Masadakiler önce anlamadı, sonra Ulaş gülerek dirseğini masaya yasladı. “Tuna ve Altay… Vallahi cuk oturmuş.”

Yaseminka başını iki yana salladı, “Burak, bir gün şu dilinin başına iş açacağını biliyorsun değil mi?” diye çıkıştı ama gülümsemeden edemedi.

Umay hafifçe güldü, bana döndü. “Ne dersin, kaderin şarkısı mı?”

Gözlerimi devirdim, “Burak’ın saçmalıklarına kulak asarsak bir gün kendimizi Çin sınırında buluruz.”

Ama içten içe… Bunun bir işaret gibi olduğunu düşünmeden edemedim.

Tunahan’ı hayatımıza almak, bizi Altaylardan Tuna’ya kadar uzanan bambaşka bir yola çıkaracaktı.

Burak sırıtarak çatalını masaya vurup tempo tutmaya başladı. “Abi kader diyorum, şarkılar bile size yazılmış. Sen Altay, çocuk Tuna… E daha ne olsun?
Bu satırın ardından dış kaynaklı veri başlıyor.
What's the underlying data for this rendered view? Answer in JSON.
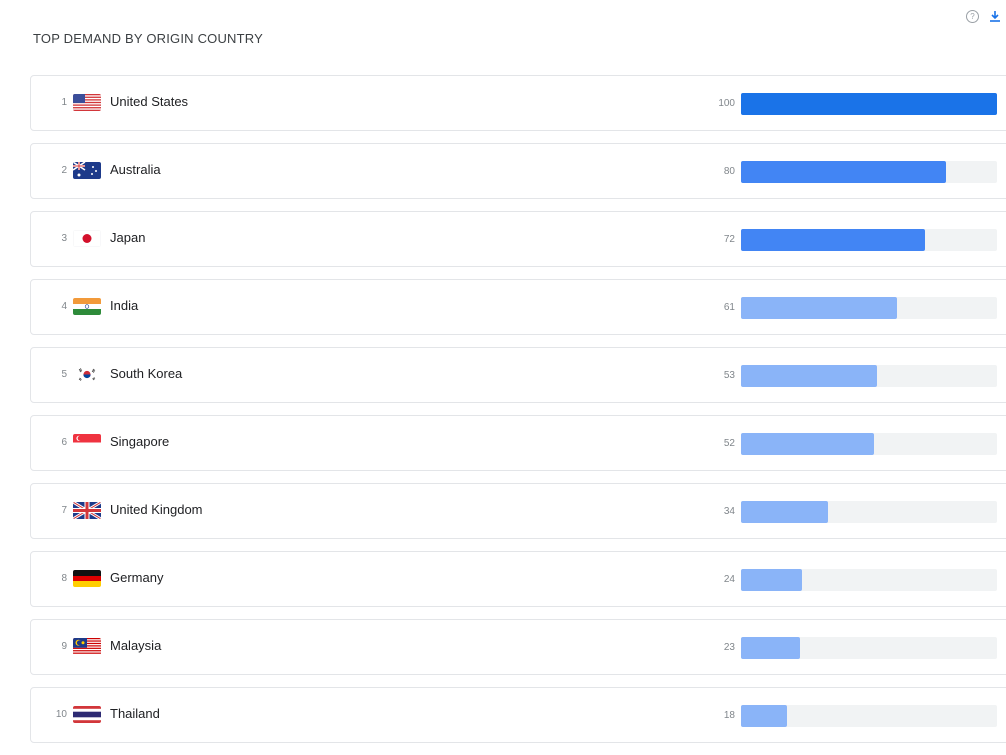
{
  "header": {
    "title": "TOP DEMAND BY ORIGIN COUNTRY",
    "help_icon": "help-circle-icon",
    "download_icon": "download-icon",
    "help_glyph": "?"
  },
  "colors": {
    "bar_dark": "#1a73e8",
    "bar_mid": "#4285f4",
    "bar_light": "#8ab4f8",
    "track": "#f1f3f4"
  },
  "max_value": 100,
  "countries": [
    {
      "rank": "1",
      "name": "United States",
      "value": "100",
      "flag": "us"
    },
    {
      "rank": "2",
      "name": "Australia",
      "value": "80",
      "flag": "au"
    },
    {
      "rank": "3",
      "name": "Japan",
      "value": "72",
      "flag": "jp"
    },
    {
      "rank": "4",
      "name": "India",
      "value": "61",
      "flag": "in"
    },
    {
      "rank": "5",
      "name": "South Korea",
      "value": "53",
      "flag": "kr"
    },
    {
      "rank": "6",
      "name": "Singapore",
      "value": "52",
      "flag": "sg"
    },
    {
      "rank": "7",
      "name": "United Kingdom",
      "value": "34",
      "flag": "gb"
    },
    {
      "rank": "8",
      "name": "Germany",
      "value": "24",
      "flag": "de"
    },
    {
      "rank": "9",
      "name": "Malaysia",
      "value": "23",
      "flag": "my"
    },
    {
      "rank": "10",
      "name": "Thailand",
      "value": "18",
      "flag": "th"
    }
  ]
}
Bu, ilahi bir işaret!”

İlteriş gözlerini devirdi. “Burak, bırak saçmalamayı.”

Ama Burak durur mu? Masadaki boş bardağı eline alıp mikrofon gibi tutarak sesini inceltti. “Altaylardan Tuna’yaaa…”
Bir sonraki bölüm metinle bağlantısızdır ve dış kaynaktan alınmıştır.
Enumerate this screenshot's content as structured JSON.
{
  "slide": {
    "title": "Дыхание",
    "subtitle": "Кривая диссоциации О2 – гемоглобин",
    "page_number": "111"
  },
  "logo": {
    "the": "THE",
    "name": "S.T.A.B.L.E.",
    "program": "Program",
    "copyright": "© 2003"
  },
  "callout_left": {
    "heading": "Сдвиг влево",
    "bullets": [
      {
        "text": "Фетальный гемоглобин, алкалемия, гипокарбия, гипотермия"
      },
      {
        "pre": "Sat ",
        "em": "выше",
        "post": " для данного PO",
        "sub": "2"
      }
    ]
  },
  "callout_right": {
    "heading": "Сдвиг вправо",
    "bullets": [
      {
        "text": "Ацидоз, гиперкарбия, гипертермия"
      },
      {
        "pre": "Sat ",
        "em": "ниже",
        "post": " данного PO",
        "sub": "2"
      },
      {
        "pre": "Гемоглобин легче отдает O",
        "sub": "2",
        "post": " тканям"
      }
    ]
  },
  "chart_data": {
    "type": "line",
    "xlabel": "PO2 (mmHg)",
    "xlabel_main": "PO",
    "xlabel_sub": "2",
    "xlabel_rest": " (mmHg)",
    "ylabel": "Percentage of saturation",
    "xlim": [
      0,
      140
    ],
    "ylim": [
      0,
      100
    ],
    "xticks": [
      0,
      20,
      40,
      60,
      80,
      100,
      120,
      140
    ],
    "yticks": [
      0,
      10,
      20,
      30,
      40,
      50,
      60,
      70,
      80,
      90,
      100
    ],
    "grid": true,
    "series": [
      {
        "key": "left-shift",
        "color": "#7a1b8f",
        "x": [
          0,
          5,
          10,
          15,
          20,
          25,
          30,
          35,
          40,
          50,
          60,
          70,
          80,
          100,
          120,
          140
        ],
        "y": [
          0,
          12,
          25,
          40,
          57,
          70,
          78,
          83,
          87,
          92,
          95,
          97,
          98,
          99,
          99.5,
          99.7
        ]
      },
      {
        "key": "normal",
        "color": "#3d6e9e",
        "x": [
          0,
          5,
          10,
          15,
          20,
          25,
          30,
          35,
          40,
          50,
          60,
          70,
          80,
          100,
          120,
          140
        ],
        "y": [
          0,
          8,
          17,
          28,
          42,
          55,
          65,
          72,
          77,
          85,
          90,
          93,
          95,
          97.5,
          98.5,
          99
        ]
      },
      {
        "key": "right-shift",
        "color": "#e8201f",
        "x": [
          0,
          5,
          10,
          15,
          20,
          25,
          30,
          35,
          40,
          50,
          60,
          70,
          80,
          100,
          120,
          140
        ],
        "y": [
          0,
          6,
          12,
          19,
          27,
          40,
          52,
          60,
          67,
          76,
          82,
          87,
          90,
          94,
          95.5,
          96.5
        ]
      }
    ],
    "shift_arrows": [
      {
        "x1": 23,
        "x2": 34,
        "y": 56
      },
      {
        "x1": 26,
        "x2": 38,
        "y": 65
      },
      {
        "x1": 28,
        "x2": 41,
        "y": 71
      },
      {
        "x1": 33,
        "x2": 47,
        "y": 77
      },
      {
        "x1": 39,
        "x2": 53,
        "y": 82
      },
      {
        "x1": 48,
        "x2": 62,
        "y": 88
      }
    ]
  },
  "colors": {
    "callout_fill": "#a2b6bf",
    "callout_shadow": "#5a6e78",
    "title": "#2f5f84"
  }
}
Ben ona sert bir bakış attım ama Umay hafifçe gülüyordu. Gülüyordu ve ben, o gülüşü ne zamandır görmediğimi fark ettim.

Bıraktım Burak’ın şakasını, o anın tadını çıkardım. Ne hastalık, ne belirsizlik, ne korku… O an, her şey normaldi.

Umay bana döndü, gözlerinde hem sıcaklık hem hüzün vardı. “Biliyor musun?” dedi, elimi tutarak. “Belki de gerçekten bir işarettir.”

Baktım ona, parmaklarını avuçlarımın içinde hissettim.

“Belki de,” dedim. “Ama işaretlere değil, kendi yolumuza inanarak yürüyeceğiz.”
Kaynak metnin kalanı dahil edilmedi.